HSE software replaces the paper-based, spreadsheet-based and email-based processes that most organisations use to manage health and safety with a structured digital environment. The core functions that most HSE software platforms include are:
- Risk assessment management — create, review, version-control and share risk assessments with digital signatures and an audit trail
- Incident reporting — log accidents, near misses and dangerous occurrences in real time via mobile, with RIDDOR-relevant data capture
- Audit and inspection management — schedule and complete audits using configurable checklists, with corrective action tracking
- Permit to work — issue, approve and close out work permits electronically
- Training and competency management — track worker certifications, induction completion and training expiry dates
- Contractor management — onboard, induct and monitor contractors, with document and certification storage
- COSHH and chemical management — maintain records of hazardous substances and applicable control measures
- Lone worker monitoring — check-in and alert functionality for workers operating without direct supervision
Not every platform covers all of these functions equally well. The strongest HSE software platforms are those where all modules share a common data layer — so that, for example, an incident record is automatically linked to the relevant risk assessment and the worker’s training record.

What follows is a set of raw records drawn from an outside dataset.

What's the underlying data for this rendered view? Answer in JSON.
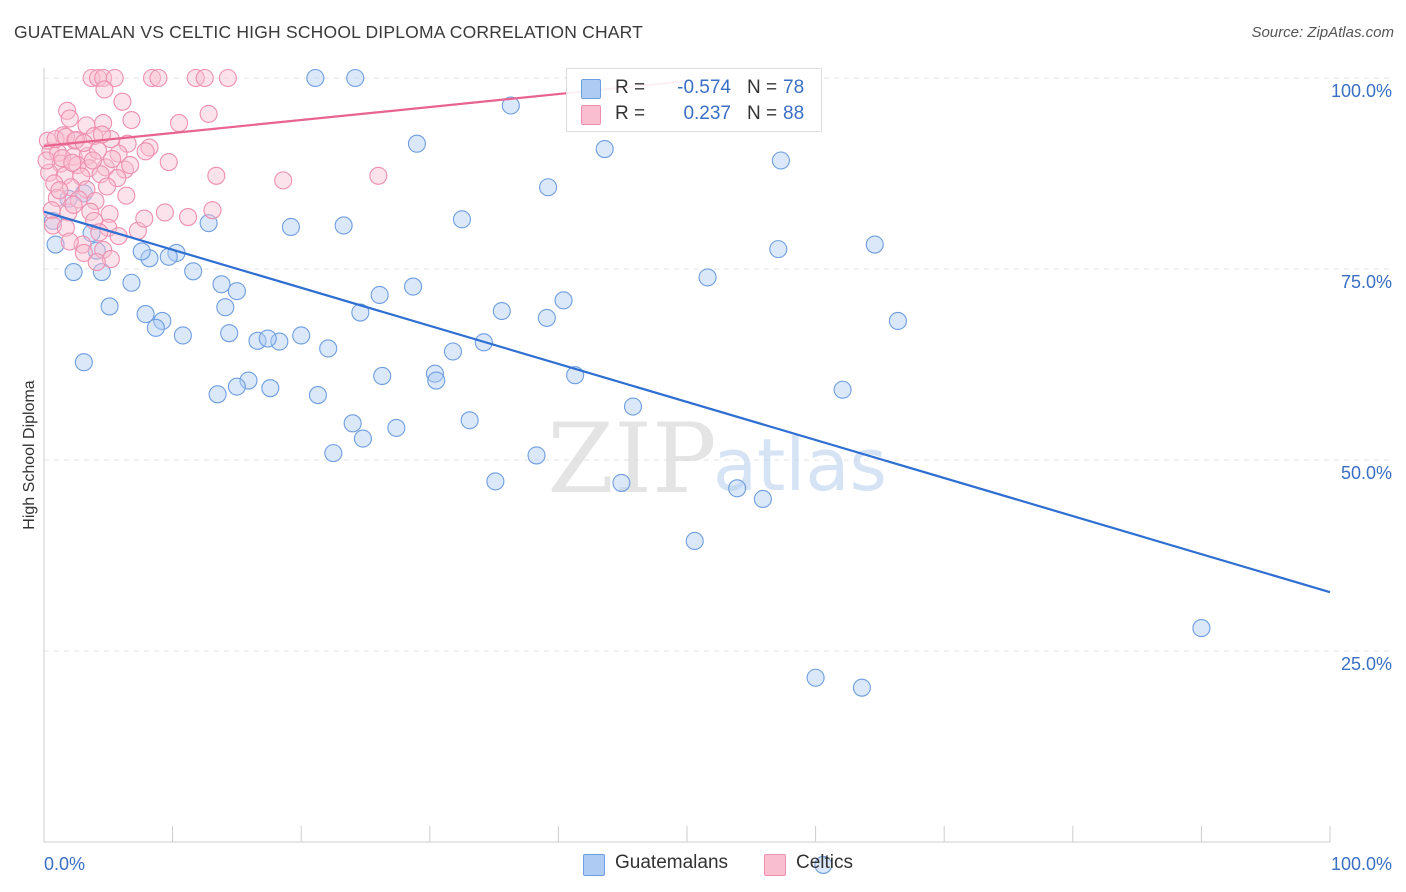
{
  "title": "GUATEMALAN VS CELTIC HIGH SCHOOL DIPLOMA CORRELATION CHART",
  "source": "Source: ZipAtlas.com",
  "watermark": {
    "zip": "ZIP",
    "atlas": "atlas"
  },
  "legend": {
    "r_label": "R =",
    "n_label": "N =",
    "rows": [
      {
        "r": "-0.574",
        "n": "78",
        "color": "#aecbf3",
        "border": "#6f9ee0"
      },
      {
        "r": "0.237",
        "n": "88",
        "color": "#f9bfd1",
        "border": "#ee8fb0"
      }
    ]
  },
  "bottom_legend": [
    {
      "label": "Guatemalans",
      "color": "#aecbf3",
      "border": "#6f9ee0"
    },
    {
      "label": "Celtics",
      "color": "#f9bfd1",
      "border": "#ee8fb0"
    }
  ],
  "chart_data": {
    "type": "scatter",
    "title": "GUATEMALAN VS CELTIC HIGH SCHOOL DIPLOMA CORRELATION CHART",
    "xlabel": "",
    "ylabel": "High School Diploma",
    "xlim": [
      0,
      100
    ],
    "ylim": [
      0,
      100
    ],
    "x_tick_labels": [
      {
        "value": 0,
        "label": "0.0%"
      },
      {
        "value": 100,
        "label": "100.0%"
      }
    ],
    "y_tick_labels": [
      {
        "value": 100,
        "label": "100.0%"
      },
      {
        "value": 75,
        "label": "75.0%"
      },
      {
        "value": 50,
        "label": "50.0%"
      },
      {
        "value": 25,
        "label": "25.0%"
      }
    ],
    "series": [
      {
        "name": "Guatemalans",
        "color": "#6f9ee0",
        "fill": "#aecbf3",
        "line_color": "#2e6fd1",
        "trend": {
          "x": [
            0,
            100
          ],
          "y": [
            82.5,
            32.7
          ]
        },
        "points": [
          [
            21.1,
            100
          ],
          [
            24.2,
            100
          ],
          [
            36.3,
            96.4
          ],
          [
            43.6,
            90.7
          ],
          [
            57.3,
            89.2
          ],
          [
            39.2,
            85.7
          ],
          [
            29.0,
            91.4
          ],
          [
            19.2,
            80.5
          ],
          [
            32.5,
            81.5
          ],
          [
            23.3,
            80.7
          ],
          [
            3.1,
            84.9
          ],
          [
            1.9,
            84.2
          ],
          [
            0.7,
            81.3
          ],
          [
            0.9,
            78.2
          ],
          [
            3.7,
            79.7
          ],
          [
            12.8,
            81.0
          ],
          [
            10.3,
            77.1
          ],
          [
            8.2,
            76.4
          ],
          [
            7.6,
            77.3
          ],
          [
            4.1,
            77.4
          ],
          [
            2.3,
            74.6
          ],
          [
            5.1,
            70.1
          ],
          [
            4.5,
            74.6
          ],
          [
            6.8,
            73.2
          ],
          [
            9.7,
            76.6
          ],
          [
            11.6,
            74.7
          ],
          [
            13.8,
            73.0
          ],
          [
            15.0,
            72.1
          ],
          [
            14.1,
            70.0
          ],
          [
            16.6,
            65.6
          ],
          [
            7.9,
            69.1
          ],
          [
            9.2,
            68.2
          ],
          [
            10.8,
            66.3
          ],
          [
            8.7,
            67.3
          ],
          [
            14.4,
            66.6
          ],
          [
            18.3,
            65.5
          ],
          [
            17.4,
            65.9
          ],
          [
            20.0,
            66.3
          ],
          [
            22.1,
            64.6
          ],
          [
            24.6,
            69.3
          ],
          [
            26.1,
            71.6
          ],
          [
            28.7,
            72.7
          ],
          [
            31.8,
            64.2
          ],
          [
            34.2,
            65.4
          ],
          [
            39.1,
            68.6
          ],
          [
            40.4,
            70.9
          ],
          [
            51.6,
            73.9
          ],
          [
            57.1,
            77.6
          ],
          [
            64.6,
            78.2
          ],
          [
            66.4,
            68.2
          ],
          [
            62.1,
            59.2
          ],
          [
            53.9,
            46.3
          ],
          [
            50.6,
            39.4
          ],
          [
            41.3,
            61.1
          ],
          [
            35.6,
            69.5
          ],
          [
            30.4,
            61.3
          ],
          [
            26.3,
            61.0
          ],
          [
            21.3,
            58.5
          ],
          [
            15.9,
            60.4
          ],
          [
            13.5,
            58.6
          ],
          [
            15.0,
            59.6
          ],
          [
            17.6,
            59.4
          ],
          [
            24.0,
            54.8
          ],
          [
            27.4,
            54.2
          ],
          [
            30.5,
            60.4
          ],
          [
            33.1,
            55.2
          ],
          [
            35.1,
            47.2
          ],
          [
            38.3,
            50.6
          ],
          [
            24.8,
            52.8
          ],
          [
            22.5,
            50.9
          ],
          [
            45.8,
            57.0
          ],
          [
            44.9,
            47.0
          ],
          [
            55.9,
            44.9
          ],
          [
            60.0,
            21.5
          ],
          [
            63.6,
            20.2
          ],
          [
            60.6,
            -3.0
          ],
          [
            90.0,
            28.0
          ],
          [
            3.1,
            62.8
          ]
        ]
      },
      {
        "name": "Celtics",
        "color": "#ee8fb0",
        "fill": "#f9bfd1",
        "line_color": "#e8648f",
        "trend": {
          "x": [
            0,
            50
          ],
          "y": [
            91.1,
            99.6
          ]
        },
        "points": [
          [
            3.7,
            100
          ],
          [
            4.2,
            100
          ],
          [
            4.6,
            100
          ],
          [
            5.5,
            100
          ],
          [
            8.4,
            100
          ],
          [
            8.9,
            100
          ],
          [
            11.8,
            100
          ],
          [
            12.5,
            100
          ],
          [
            14.3,
            100
          ],
          [
            4.7,
            98.5
          ],
          [
            6.1,
            96.9
          ],
          [
            1.8,
            95.7
          ],
          [
            2.0,
            94.7
          ],
          [
            3.3,
            93.8
          ],
          [
            4.6,
            94.1
          ],
          [
            6.8,
            94.5
          ],
          [
            10.5,
            94.1
          ],
          [
            12.8,
            95.3
          ],
          [
            1.5,
            92.5
          ],
          [
            2.4,
            91.8
          ],
          [
            3.9,
            92.4
          ],
          [
            5.2,
            92.0
          ],
          [
            6.5,
            91.4
          ],
          [
            8.2,
            90.9
          ],
          [
            0.5,
            90.4
          ],
          [
            1.1,
            90.2
          ],
          [
            2.3,
            89.7
          ],
          [
            3.4,
            89.8
          ],
          [
            4.2,
            90.5
          ],
          [
            5.8,
            90.1
          ],
          [
            7.9,
            90.4
          ],
          [
            1.3,
            88.8
          ],
          [
            2.6,
            88.6
          ],
          [
            3.5,
            88.2
          ],
          [
            4.8,
            88.3
          ],
          [
            6.3,
            88.0
          ],
          [
            0.4,
            87.6
          ],
          [
            1.6,
            87.2
          ],
          [
            2.9,
            87.1
          ],
          [
            4.4,
            87.4
          ],
          [
            5.7,
            86.9
          ],
          [
            0.8,
            86.2
          ],
          [
            2.1,
            85.7
          ],
          [
            3.3,
            85.4
          ],
          [
            4.9,
            85.8
          ],
          [
            6.4,
            84.6
          ],
          [
            1.0,
            84.3
          ],
          [
            2.7,
            84.1
          ],
          [
            4.0,
            83.9
          ],
          [
            0.6,
            82.7
          ],
          [
            1.9,
            82.4
          ],
          [
            3.6,
            82.5
          ],
          [
            5.1,
            82.2
          ],
          [
            0.3,
            91.8
          ],
          [
            0.9,
            92.0
          ],
          [
            1.7,
            92.3
          ],
          [
            2.5,
            91.9
          ],
          [
            3.1,
            91.5
          ],
          [
            4.5,
            92.6
          ],
          [
            0.2,
            89.2
          ],
          [
            1.4,
            89.5
          ],
          [
            2.2,
            88.9
          ],
          [
            3.8,
            89.2
          ],
          [
            5.3,
            89.4
          ],
          [
            6.7,
            88.6
          ],
          [
            9.7,
            89.0
          ],
          [
            13.4,
            87.2
          ],
          [
            18.6,
            86.6
          ],
          [
            26.0,
            87.2
          ],
          [
            1.2,
            85.3
          ],
          [
            2.3,
            83.4
          ],
          [
            3.9,
            81.3
          ],
          [
            5.0,
            80.4
          ],
          [
            7.3,
            80.0
          ],
          [
            7.8,
            81.6
          ],
          [
            9.4,
            82.4
          ],
          [
            11.2,
            81.8
          ],
          [
            13.1,
            82.7
          ],
          [
            4.3,
            79.8
          ],
          [
            5.8,
            79.3
          ],
          [
            3.0,
            78.2
          ],
          [
            4.6,
            77.5
          ],
          [
            5.2,
            76.3
          ],
          [
            0.7,
            80.7
          ],
          [
            1.7,
            80.4
          ],
          [
            2.0,
            78.6
          ],
          [
            3.1,
            77.1
          ],
          [
            4.1,
            75.9
          ]
        ]
      }
    ]
  }
}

Is HSE software the same as EHS software?
Yes, for practical purposes. HSE software and EHS software describe the same category of platform: a system for managing health, safety and environment processes digitally. The difference is terminological, not functional.
Other terms used for the same category include: health and safety management software, safety management software, online safety management system and occupational health and safety software. All describe a digital platform that supports H&S compliance management. EHS software tends to include environmental management functions; HSE software may focus primarily on health and safety.

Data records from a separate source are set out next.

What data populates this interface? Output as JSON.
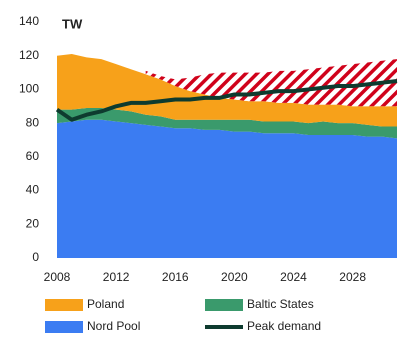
{
  "chart_data": {
    "type": "area",
    "unit_label": "TW",
    "x": [
      2008,
      2009,
      2010,
      2011,
      2012,
      2013,
      2014,
      2015,
      2016,
      2017,
      2018,
      2019,
      2020,
      2021,
      2022,
      2023,
      2024,
      2025,
      2026,
      2027,
      2028,
      2029,
      2030,
      2031
    ],
    "xlim": [
      2008,
      2031
    ],
    "xticks": [
      2008,
      2012,
      2016,
      2020,
      2024,
      2028
    ],
    "ylim": [
      0,
      140
    ],
    "yticks": [
      0,
      20,
      40,
      60,
      80,
      100,
      120,
      140
    ],
    "series": [
      {
        "name": "Nord Pool",
        "color": "#3b7cf2",
        "values": [
          80,
          81,
          82,
          82,
          81,
          80,
          79,
          78,
          77,
          77,
          76,
          76,
          75,
          75,
          74,
          74,
          74,
          73,
          73,
          73,
          73,
          72,
          72,
          71
        ]
      },
      {
        "name": "Baltic States",
        "color": "#3a9a6c",
        "values": [
          8,
          7,
          7,
          7,
          7,
          7,
          6,
          6,
          5,
          5,
          6,
          6,
          7,
          7,
          7,
          7,
          7,
          7,
          8,
          7,
          7,
          7,
          6,
          7
        ]
      },
      {
        "name": "Poland",
        "color": "#f7a11a",
        "values": [
          32,
          33,
          30,
          29,
          27,
          25,
          24,
          22,
          20,
          17,
          15,
          13,
          12,
          11,
          12,
          11,
          11,
          11,
          10,
          11,
          10,
          11,
          12,
          12
        ]
      },
      {
        "color": "#d0021b",
        "hatch": true,
        "values": [
          null,
          null,
          null,
          null,
          null,
          null,
          2,
          2,
          4,
          8,
          12,
          15,
          16,
          17,
          17,
          19,
          19,
          21,
          22,
          23,
          25,
          26,
          27,
          28
        ]
      },
      {
        "name": "Peak demand",
        "type": "line",
        "color": "#0e3b2f",
        "values": [
          88,
          82,
          85,
          87,
          90,
          92,
          92,
          93,
          94,
          94,
          95,
          95,
          97,
          97,
          98,
          99,
          99,
          100,
          101,
          102,
          102,
          103,
          104,
          105
        ]
      }
    ]
  }
}
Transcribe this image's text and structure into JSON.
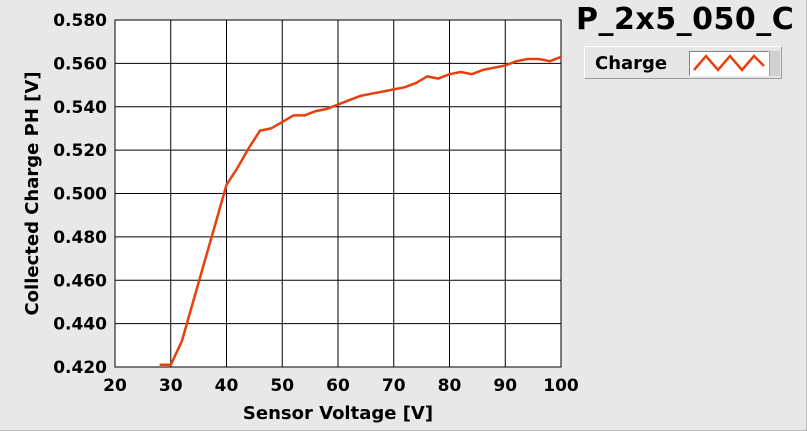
{
  "chart_data": {
    "type": "line",
    "title": "P_2x5_050_C",
    "xlabel": "Sensor Voltage [V]",
    "ylabel": "Collected Charge PH [V]",
    "xlim": [
      20,
      100
    ],
    "ylim": [
      0.42,
      0.58
    ],
    "x_ticks": [
      "20",
      "30",
      "40",
      "50",
      "60",
      "70",
      "80",
      "90",
      "100"
    ],
    "y_ticks": [
      "0.420",
      "0.440",
      "0.460",
      "0.480",
      "0.500",
      "0.520",
      "0.540",
      "0.560",
      "0.580"
    ],
    "grid": true,
    "legend_position": "top-right",
    "series": [
      {
        "name": "Charge",
        "color": "#e8400c",
        "x": [
          28,
          30,
          32,
          34,
          36,
          38,
          40,
          42,
          44,
          46,
          48,
          50,
          52,
          54,
          56,
          58,
          60,
          62,
          64,
          66,
          68,
          70,
          72,
          74,
          76,
          78,
          80,
          82,
          84,
          86,
          88,
          90,
          92,
          94,
          96,
          98,
          100
        ],
        "y": [
          0.421,
          0.421,
          0.432,
          0.45,
          0.468,
          0.486,
          0.504,
          0.512,
          0.521,
          0.529,
          0.53,
          0.533,
          0.536,
          0.536,
          0.538,
          0.539,
          0.541,
          0.543,
          0.545,
          0.546,
          0.547,
          0.548,
          0.549,
          0.551,
          0.554,
          0.553,
          0.555,
          0.556,
          0.555,
          0.557,
          0.558,
          0.559,
          0.561,
          0.562,
          0.562,
          0.561,
          0.563
        ]
      }
    ]
  },
  "legend": {
    "label": "Charge"
  }
}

What to look for when evaluating HSE software
| Criteria | What to assess |
|---|---|
| Mobile usability | Can workers complete risk assessments, log incidents and confirm permits on a smartphone? Platforms that require desktop access are a barrier to field adoption. |
| Configurability | Can forms, workflows and approval chains be adapted to your organisation’s structure, not just a generic template? |
| Audit trail integrity | Every record change should be timestamped and attributed to a named user. This is non-negotiable for regulatory and legal defensibility. |
| Modular vs all-in-one | Standalone tools (e.g. an incident-only app) are cheaper initially but create data silos. All-in-one platforms provide a unified view of safety performance. |
| Reporting and analytics | Can safety managers extract real-time dashboards, trend reports and compliance summaries without manual data exports? |
| Implementation and support | For organisations without dedicated H&S IT resource, vendor support during and after implementation is as important as the software itself. |
Work Wallet as HSE software
Work Wallet is a UK-based HSE software platform covering risk assessments, incident reporting, permits to work, audits, COSHH, contractor management, lone worker monitoring, RAMS and digital inductions. All modules operate within a single mobile and desktop application, sharing a common audit trail and reporting layer.

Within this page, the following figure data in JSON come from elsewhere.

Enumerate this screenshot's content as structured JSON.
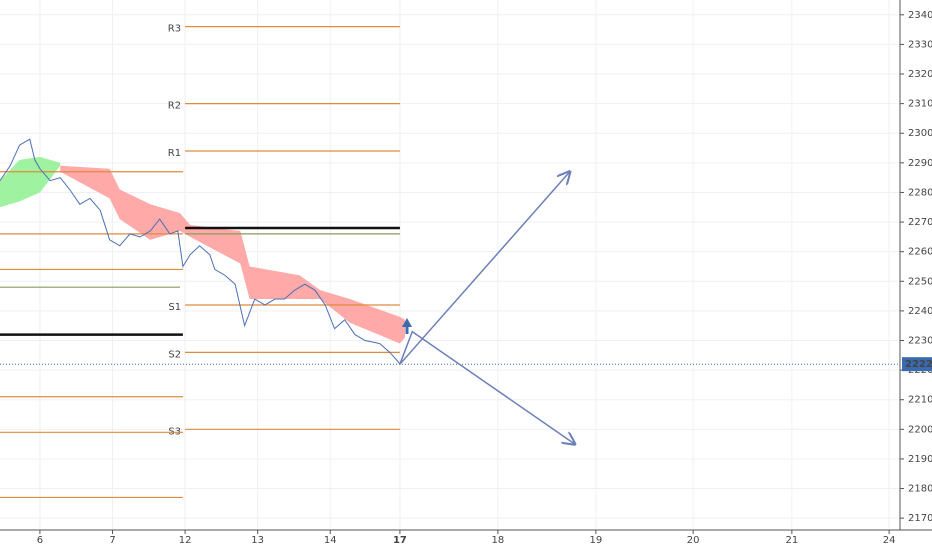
{
  "chart_data": {
    "type": "line",
    "xlim": [
      -0.55,
      11.85
    ],
    "xticks": [
      {
        "value": 0,
        "label": "6"
      },
      {
        "value": 1,
        "label": "7"
      },
      {
        "value": 2,
        "label": "12"
      },
      {
        "value": 3,
        "label": "13"
      },
      {
        "value": 4,
        "label": "14"
      },
      {
        "value": 4.96,
        "label": "17"
      },
      {
        "value": 6.31,
        "label": "18"
      },
      {
        "value": 7.66,
        "label": "19"
      },
      {
        "value": 9.0,
        "label": "20"
      },
      {
        "value": 10.36,
        "label": "21"
      },
      {
        "value": 11.7,
        "label": "24"
      }
    ],
    "ylim": [
      2166,
      2345
    ],
    "yticks": [
      2170,
      2180,
      2190,
      2200,
      2210,
      2220,
      2230,
      2240,
      2250,
      2260,
      2270,
      2280,
      2290,
      2300,
      2310,
      2320,
      2330,
      2340
    ],
    "grid": true,
    "series": [
      {
        "color": "#4a6fb5",
        "x": [
          -0.55,
          -0.41,
          -0.28,
          -0.14,
          -0.07,
          0,
          0.14,
          0.28,
          0.41,
          0.55,
          0.69,
          0.83,
          0.96,
          1.1,
          1.24,
          1.38,
          1.52,
          1.65,
          1.79,
          1.9,
          1.97,
          2.07,
          2.2,
          2.34,
          2.41,
          2.55,
          2.69,
          2.82,
          2.96,
          3.1,
          3.24,
          3.37,
          3.51,
          3.65,
          3.79,
          3.93,
          4.06,
          4.2,
          4.34,
          4.48,
          4.68,
          4.82,
          4.93,
          4.96
        ],
        "values": [
          2284,
          2289,
          2296,
          2298,
          2291,
          2288,
          2284,
          2285,
          2281,
          2276,
          2278,
          2274,
          2264,
          2262,
          2266,
          2265,
          2267,
          2271,
          2266,
          2267,
          2255,
          2259,
          2262,
          2259,
          2254,
          2252,
          2249,
          2235,
          2244,
          2242,
          2244,
          2244,
          2247,
          2249,
          2247,
          2242,
          2234,
          2237,
          2232,
          2230,
          2229,
          2226,
          2223,
          2222
        ]
      }
    ],
    "clouds": [
      {
        "color": "#ff9a9a",
        "x": [
          0.28,
          0.96,
          1.1,
          1.52,
          1.93,
          2.07,
          2.76,
          2.89,
          3.58,
          3.86,
          4.27,
          4.96,
          5.03
        ],
        "upper": [
          2289,
          2288,
          2281,
          2276,
          2273,
          2269,
          2267,
          2255,
          2252,
          2247,
          2244,
          2238,
          2237
        ],
        "lower": [
          2287,
          2278,
          2271,
          2264,
          2267,
          2265,
          2256,
          2244,
          2244,
          2244,
          2236,
          2229,
          2231
        ]
      },
      {
        "color": "#8ef08e",
        "x": [
          -0.55,
          -0.28,
          0,
          0.28
        ],
        "upper": [
          2284,
          2291,
          2292,
          2290
        ],
        "lower": [
          2275,
          2277,
          2280,
          2289
        ]
      }
    ],
    "levels": [
      {
        "label": "R3",
        "value": 2336,
        "x": [
          2,
          4.96
        ],
        "color": "#e08a3c"
      },
      {
        "label": "R2",
        "value": 2310,
        "x": [
          2,
          4.96
        ],
        "color": "#e08a3c"
      },
      {
        "label": "R1",
        "value": 2294,
        "x": [
          2,
          4.96
        ],
        "color": "#e08a3c"
      },
      {
        "label": "S1",
        "value": 2242,
        "x": [
          2,
          4.96
        ],
        "color": "#e08a3c"
      },
      {
        "label": "S2",
        "value": 2226,
        "x": [
          2,
          4.96
        ],
        "color": "#e08a3c"
      },
      {
        "label": "S3",
        "value": 2200,
        "x": [
          2,
          4.96
        ],
        "color": "#e08a3c"
      },
      {
        "value": 2268,
        "x": [
          2,
          4.96
        ],
        "color": "#111111"
      },
      {
        "value": 2266,
        "x": [
          2,
          4.96
        ],
        "color": "#8a9a5b"
      },
      {
        "value": 2287,
        "x": [
          -0.55,
          1.97
        ],
        "color": "#e08a3c"
      },
      {
        "value": 2266,
        "x": [
          -0.55,
          1.97
        ],
        "color": "#e08a3c"
      },
      {
        "value": 2254,
        "x": [
          -0.55,
          1.97
        ],
        "color": "#e08a3c"
      },
      {
        "value": 2248,
        "x": [
          -0.55,
          1.93
        ],
        "color": "#8a9a5b"
      },
      {
        "value": 2232,
        "x": [
          -0.55,
          1.97
        ],
        "color": "#111111"
      },
      {
        "value": 2211,
        "x": [
          -0.55,
          1.97
        ],
        "color": "#e08a3c"
      },
      {
        "value": 2199,
        "x": [
          -0.55,
          1.97
        ],
        "color": "#e08a3c"
      },
      {
        "value": 2177,
        "x": [
          -0.55,
          1.97
        ],
        "color": "#e08a3c"
      }
    ],
    "projections": [
      {
        "x": [
          4.96,
          7.3
        ],
        "y": [
          2222,
          2287
        ]
      },
      {
        "x": [
          4.96,
          5.13,
          7.37
        ],
        "y": [
          2222,
          2233,
          2195
        ]
      }
    ],
    "last_price": 2222
  }
}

Work Wallet is designed for field-heavy industries including construction, utilities, facilities management and manufacturing — sectors where health and safety activity needs to happen at the point of work, not in a back-office system.
Frequently asked questions about HSE software
What is HSE software?
HSE software (Health, Safety and Environment software) is a digital platform for managing health and safety compliance, risk assessments, incident reporting, audits and related processes. The term is used interchangeably with EHS software and health and safety management software.
What does HSE software include?
Core HSE software functions typically include risk assessment management, incident reporting, audit and inspection management, permit to work, training and competency tracking, contractor management and lone worker monitoring.
Is HSE software the same as EHS software?
Yes. HSE (Health, Safety and Environment) and EHS (Environment, Health and Safety) describe the same management discipline with the elements listed in a different order. Both terms refer to the same category of software platform.
Is HSE software the same as software from the Health and Safety Executive?
No. The Health and Safety Executive (HSE) is the UK workplace safety regulator. HSE software, in the context of this article, refers to health, safety and environment management software used by employers — not software produced by or for the HSE regulator.
Choosing the right platform for your organisation
The HSE software market is crowded, and most platforms will claim to cover all the functions listed above. The differentiators that matter in practice are mobile usability in field conditions, the quality of the audit trail, the ease of configuring the system to your organisation’s actual workflows and the vendor’s track record in your sector. A platform that a field engineer will not use is not a safety management tool — it is an administrative burden. Prioritise adoption as a selection criterion alongside functionality.